As Josh K mentioned, you can create a Window Group for opening one or more windows with specific layouts and appearances. In addition, "settings profiles" (Terminal > Preferences > Settings) can specify a command to run when a terminal is created with that profile. You can create a separate profile for each command you wish to run, then create windows with those profiles. When you save them to a window group and open them again, those commands will run in their appropriate windows. You can even have Terminal open a specific window group at startup.
As of Mac OS X Lion 10.7, there are several new improvements in this area:
Resume will automatically restore windows that were open when you quit Terminal, so using a window group for this is no longer strictly necessary (although they allow you to re-create a specific setup if you've closed the windows).
If you create a new terminal using Shell > New Command, since Terminal knows what command you ran, it can restore it by running it again.

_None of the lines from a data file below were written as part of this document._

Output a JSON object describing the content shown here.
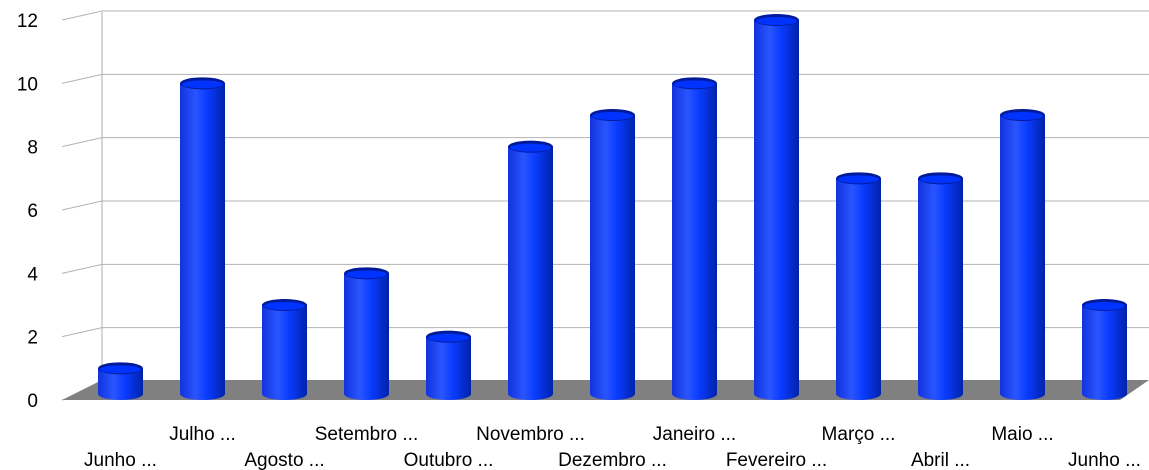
{
  "chart_data": {
    "type": "bar",
    "style": "3d-cylinder",
    "categories": [
      "Junho ...",
      "Julho ...",
      "Agosto ...",
      "Setembro ...",
      "Outubro ...",
      "Novembro ...",
      "Dezembro ...",
      "Janeiro ...",
      "Fevereiro ...",
      "Março ...",
      "Abril ...",
      "Maio ...",
      "Junho ..."
    ],
    "values": [
      1,
      10,
      3,
      4,
      2,
      8,
      9,
      10,
      12,
      7,
      7,
      9,
      3
    ],
    "title": "",
    "xlabel": "",
    "ylabel": "",
    "ylim": [
      0,
      12
    ],
    "yticks": [
      0,
      2,
      4,
      6,
      8,
      10,
      12
    ],
    "grid": true,
    "legend": "none",
    "colors": {
      "bar": "#0033ff",
      "bar_dark": "#001a99",
      "bar_light": "#4d7aff",
      "floor": "#808080",
      "gridline": "#b3b3b3",
      "wall": "#c8c8c8"
    }
  }
}
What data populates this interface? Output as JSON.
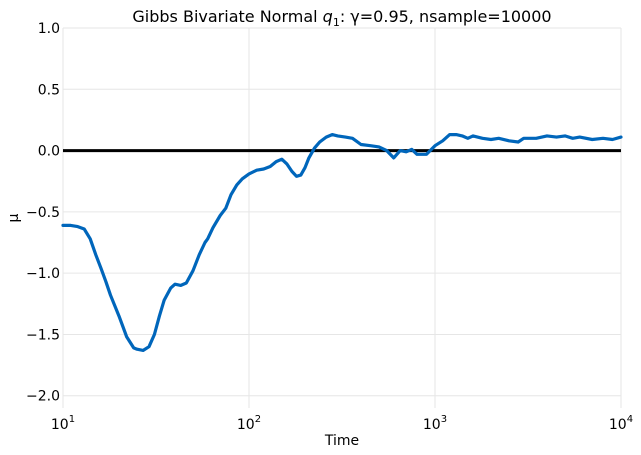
{
  "chart_data": {
    "type": "line",
    "title_parts": {
      "prefix": "Gibbs Bivariate Normal ",
      "var": "q",
      "sub": "1",
      "suffix": ": γ=0.95, nsample=10000"
    },
    "xlabel": "Time",
    "ylabel": "μ",
    "xscale": "log",
    "xlim": [
      10,
      10000
    ],
    "ylim": [
      -2.1,
      1.0
    ],
    "xticks": [
      {
        "value": 10,
        "base": "10",
        "exp": "1"
      },
      {
        "value": 100,
        "base": "10",
        "exp": "2"
      },
      {
        "value": 1000,
        "base": "10",
        "exp": "3"
      },
      {
        "value": 10000,
        "base": "10",
        "exp": "4"
      }
    ],
    "yticks": [
      {
        "value": 1.0,
        "label": "1.0"
      },
      {
        "value": 0.5,
        "label": "0.5"
      },
      {
        "value": 0.0,
        "label": "0.0"
      },
      {
        "value": -0.5,
        "label": "−0.5"
      },
      {
        "value": -1.0,
        "label": "−1.0"
      },
      {
        "value": -1.5,
        "label": "−1.5"
      },
      {
        "value": -2.0,
        "label": "−2.0"
      }
    ],
    "grid": true,
    "reference_line": {
      "y": 0.0,
      "color": "#000000"
    },
    "series": [
      {
        "color": "#0066bb",
        "x": [
          10,
          11,
          12,
          13,
          14,
          15,
          16,
          17,
          18,
          20,
          22,
          24,
          25,
          27,
          29,
          31,
          33,
          35,
          38,
          40,
          43,
          46,
          50,
          54,
          58,
          60,
          64,
          70,
          75,
          80,
          86,
          92,
          100,
          110,
          120,
          130,
          140,
          150,
          160,
          170,
          180,
          190,
          200,
          210,
          225,
          240,
          260,
          280,
          300,
          330,
          360,
          400,
          450,
          500,
          550,
          600,
          650,
          700,
          750,
          800,
          850,
          900,
          1000,
          1100,
          1200,
          1300,
          1400,
          1500,
          1600,
          1800,
          2000,
          2200,
          2500,
          2800,
          3000,
          3500,
          4000,
          4500,
          5000,
          5500,
          6000,
          7000,
          8000,
          9000,
          10000
        ],
        "y": [
          -0.61,
          -0.61,
          -0.62,
          -0.64,
          -0.72,
          -0.85,
          -0.96,
          -1.07,
          -1.18,
          -1.35,
          -1.52,
          -1.61,
          -1.62,
          -1.63,
          -1.6,
          -1.5,
          -1.35,
          -1.22,
          -1.12,
          -1.09,
          -1.1,
          -1.08,
          -0.98,
          -0.85,
          -0.75,
          -0.72,
          -0.63,
          -0.53,
          -0.47,
          -0.36,
          -0.28,
          -0.23,
          -0.19,
          -0.16,
          -0.15,
          -0.13,
          -0.09,
          -0.07,
          -0.11,
          -0.17,
          -0.21,
          -0.2,
          -0.14,
          -0.06,
          0.02,
          0.07,
          0.11,
          0.13,
          0.12,
          0.11,
          0.1,
          0.05,
          0.04,
          0.03,
          0.0,
          -0.06,
          0.0,
          -0.01,
          0.01,
          -0.03,
          -0.03,
          -0.03,
          0.04,
          0.08,
          0.13,
          0.13,
          0.12,
          0.1,
          0.12,
          0.1,
          0.09,
          0.1,
          0.08,
          0.07,
          0.1,
          0.1,
          0.12,
          0.11,
          0.12,
          0.1,
          0.11,
          0.09,
          0.1,
          0.09,
          0.11
        ]
      }
    ]
  }
}
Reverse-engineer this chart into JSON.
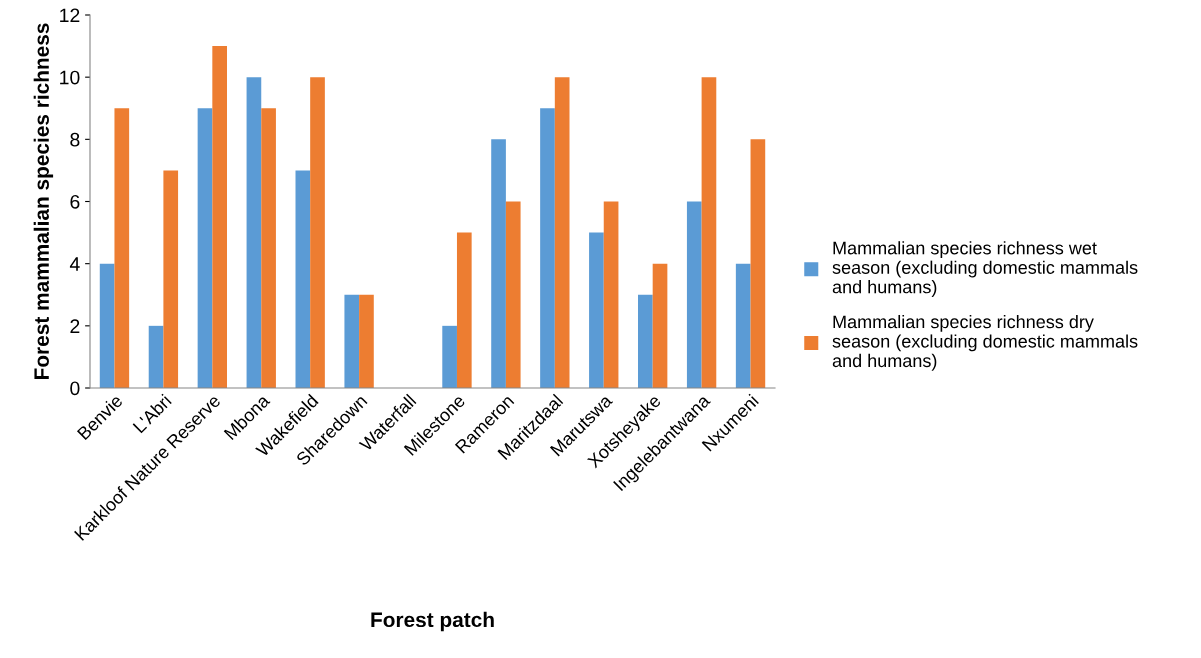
{
  "chart_data": {
    "type": "bar",
    "xlabel": "Forest patch",
    "ylabel": "Forest mammalian species richness",
    "categories": [
      "Benvie",
      "L'Abri",
      "Karkloof Nature Reserve",
      "Mbona",
      "Wakefield",
      "Sharedown",
      "Waterfall",
      "Milestone",
      "Rameron",
      "Maritzdaal",
      "Marutswa",
      "Xotsheyake",
      "Ingelebantwana",
      "Nxumeni"
    ],
    "series": [
      {
        "name": "Mammalian species richness wet season (excluding domestic mammals and humans)",
        "color": "#5b9bd5",
        "values": [
          4,
          2,
          9,
          10,
          7,
          3,
          0,
          2,
          8,
          9,
          5,
          3,
          6,
          4
        ]
      },
      {
        "name": "Mammalian species richness dry season (excluding domestic mammals and humans)",
        "color": "#ed7d31",
        "values": [
          9,
          7,
          11,
          9,
          10,
          3,
          0,
          5,
          6,
          10,
          6,
          4,
          10,
          8
        ]
      }
    ],
    "ylim": [
      0,
      12
    ],
    "yticks": [
      0,
      2,
      4,
      6,
      8,
      10,
      12
    ],
    "grid": false,
    "legend": "right"
  }
}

Terminal will now automatically restore "safe" commands† when Resuming.
Terminal will also restore these commands if you save these kinds of terminals into a window group. In addition, when saving a window group, there's an option to restore all commands, not just the "safe" ones. So, you no longer need to create a separate settings profile for each command you want to run.
† "Safe" commands include anything listed in /etc/shells
, emacs, vi/vim, nano, pico, top, screen, tmux, and any command created with Shell > New Remote Connection (e.g., ssh sessions). Note that only top is considered "safe" when used with arguments; the others support arguments that may do things you wouldn't want them to without user confirmation, so they are not considered "safe" for automatic restoration unless they are invoked without arguments. You can customize the list of "safe" commands with "defaults write com.apple.Terminal RestorableCommands". The value is a list of strings containing the command names. To indicate that arguments are allowed, add an asterisk after a command. e.g., "top *" makes top safe when used with arguments, but "top" does not.